One of our main motivations was to examine how the gravitational flux integration through “the asymptotic boundary at infinity” depended on the geometry of the integration surface. Obviously, “the cube at infinity” for the Kerr–Schild form and “the cylinder at infinity” for the Weyl canonical coordinates are not smooth geometries as for “the sphere at infinity” for the Boyer–Lindquist coordinates. Hence, we were unable to determine the charges for the former via the shortcut of evaluating the limit of the relevant integrand at the spatial boundary and integrating the result on the boundary surface later, unlike the case for the Boyer–Lindquist coordinates. Moreover, for the calculation of the total angular momentum in the case of the Kerr–Schild form with its boundary as a “cube at infinity,” note that the contribution of \(J_{xy}\) (4.24) is less than half that of \(J_{xz}\) (4.25), which lets us deduce that the relevant gravitational flux is more abundant along the rotation axis compared to the other axes. In Weyl canonical coordinates, we introduced a chubbiness parameter k when describing the spatial boundary. Although k has an effect on the contribution of the relevant gravitational fluxes along different directions (5.20), it is remarkable that the total charges remain independent of k.

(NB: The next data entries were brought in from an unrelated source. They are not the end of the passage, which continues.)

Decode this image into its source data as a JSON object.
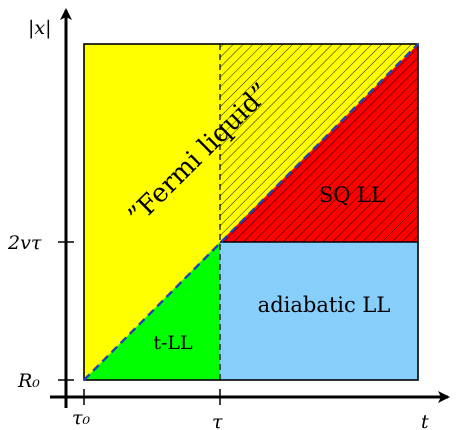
{
  "axes": {
    "y_label": "|x|",
    "x_label": "t",
    "y_ticks": [
      "2vτ",
      "R₀"
    ],
    "x_ticks": [
      "τ₀",
      "τ"
    ]
  },
  "regions": [
    {
      "id": "fermi-liquid",
      "label": "”Fermi liquid”",
      "color": "#ffff00",
      "hatched": "partial"
    },
    {
      "id": "sq-ll",
      "label": "SQ LL",
      "color": "#ff0000",
      "hatched": "yes"
    },
    {
      "id": "adiabatic-ll",
      "label": "adiabatic LL",
      "color": "#87cefa",
      "hatched": "no"
    },
    {
      "id": "t-ll",
      "label": "t-LL",
      "color": "#00ff00",
      "hatched": "no"
    }
  ],
  "boundary_style": {
    "diagonal_color": "#1f3fbf",
    "dashed": "yes"
  }
}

For the case of the Kerr–Schild form, if we were to choose a spatial boundary as a “generic rectangular prism at infinity” with three unequal side lengths, say \( (L_{x}, L_{y}, L_{z}) \), instead of one (equal) side length L “cube at infinity,” we would expect to recover the correct calculations again by using three series expansions along the respective pairwise side surfaces in the three “small parameters” \( (a/L_{x}, a/L_{y}, a/L_{z}) \). In retrospect, we conjecture, at least heuristically, that provided the closed and simply connected spatial boundary is also piecewise smooth, i.e., a finite union of smooth surfaces, the integration of the relevant gravitational flux, apart from obvious complications resulting in the pertinent calculations, does not depend on the geometry of the boundary.

Finally, as advocates of the use of background Killing isometries for the determination of gravitational charges, the details of our calculations should have at least some pedagogical value for those who want to appreciate the delicate technicalities involved.